The young, attractive performers may have left school a few years ago, but they all sounded like promising music students here. This is not a compliment: there was little that was “finished” about these performances and nothing that was deep. Perhaps, again, it is Haydn’s fault: Mozart gives you characters to play, with human quirks and expressions; so does Rossini; so does Paisiello. Haydn does not. It’s only play-acting, right? Why try to make these people real? (An apocryphal story has it that when Haydn attended the Vienna premiere of Don Giovanni, he realized how very out of his depth he was and gave up composing opera then and there.

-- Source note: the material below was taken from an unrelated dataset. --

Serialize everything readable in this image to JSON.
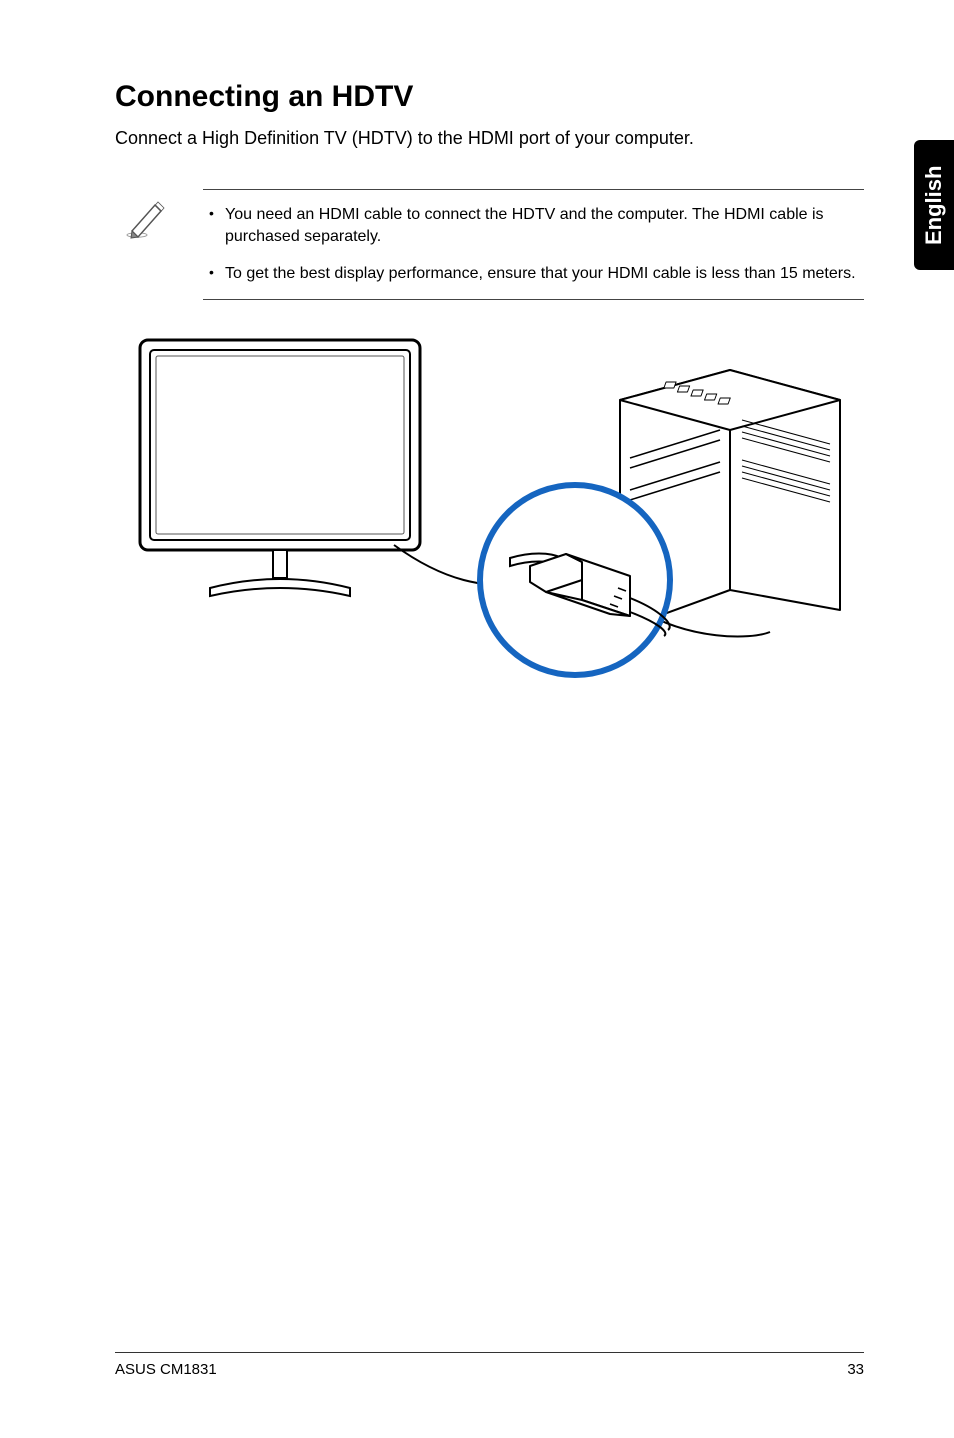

It may be true; Haydn had taste, judgment and good sense; he admired Mozart and would have grasped his achievement better than just about anyone else alive.)
For Takesha Meshé Kizart, the Costanza, company artistic director Neil Goren replaced the opening aria with one of Haydn’s many concert arias — that is, a piece written to suit the talents of an individual singer in the revival of a longer work written for someone else, a perfectly canonical practice. But the effect here was not good, as her performance was lackluster — only her second, rather more agitated aria seemed to wake her up, and her situation (thirteen years in solitary?) led us to expect rather more fireworks than she cared to offer. Her spousal unit, Vale Rideout, and his half-naked sidekick, Tom Corbeil, made pleasant, uninteresting sounds perhaps awkwardly placed due to their distance from the floor when singing. The only performer with much charm or distinction was the soubrette, Valerie Ogbonnaya, as Costanza’s naïve sister, a “Miranda” figure, whose innocence of the world (and of men) are intended to give us a thrill of contrast: she gave her character the light, fresh sound and airy coloratura proper to the dainty drama. The character is absurd, a sophisticated fantasy, but she sang and acted it as if it were something worth putting over.
I’m delighted at the notion of a chamber opera company in New York, and in the idea of exploring lesser-known crannies of the eighteenth century, but Haydn’s operas are not where his heart, or his genius, lay. With all possible good wishes for Gotham’s success in its downright heroic work in the current economic times, the company has made some weird repertory choices over the years; in the eighteenth century, for one thing, they would be better advised to examine composers like Paisiello and Grétry and Martín y Soler who knew how to write for the stage.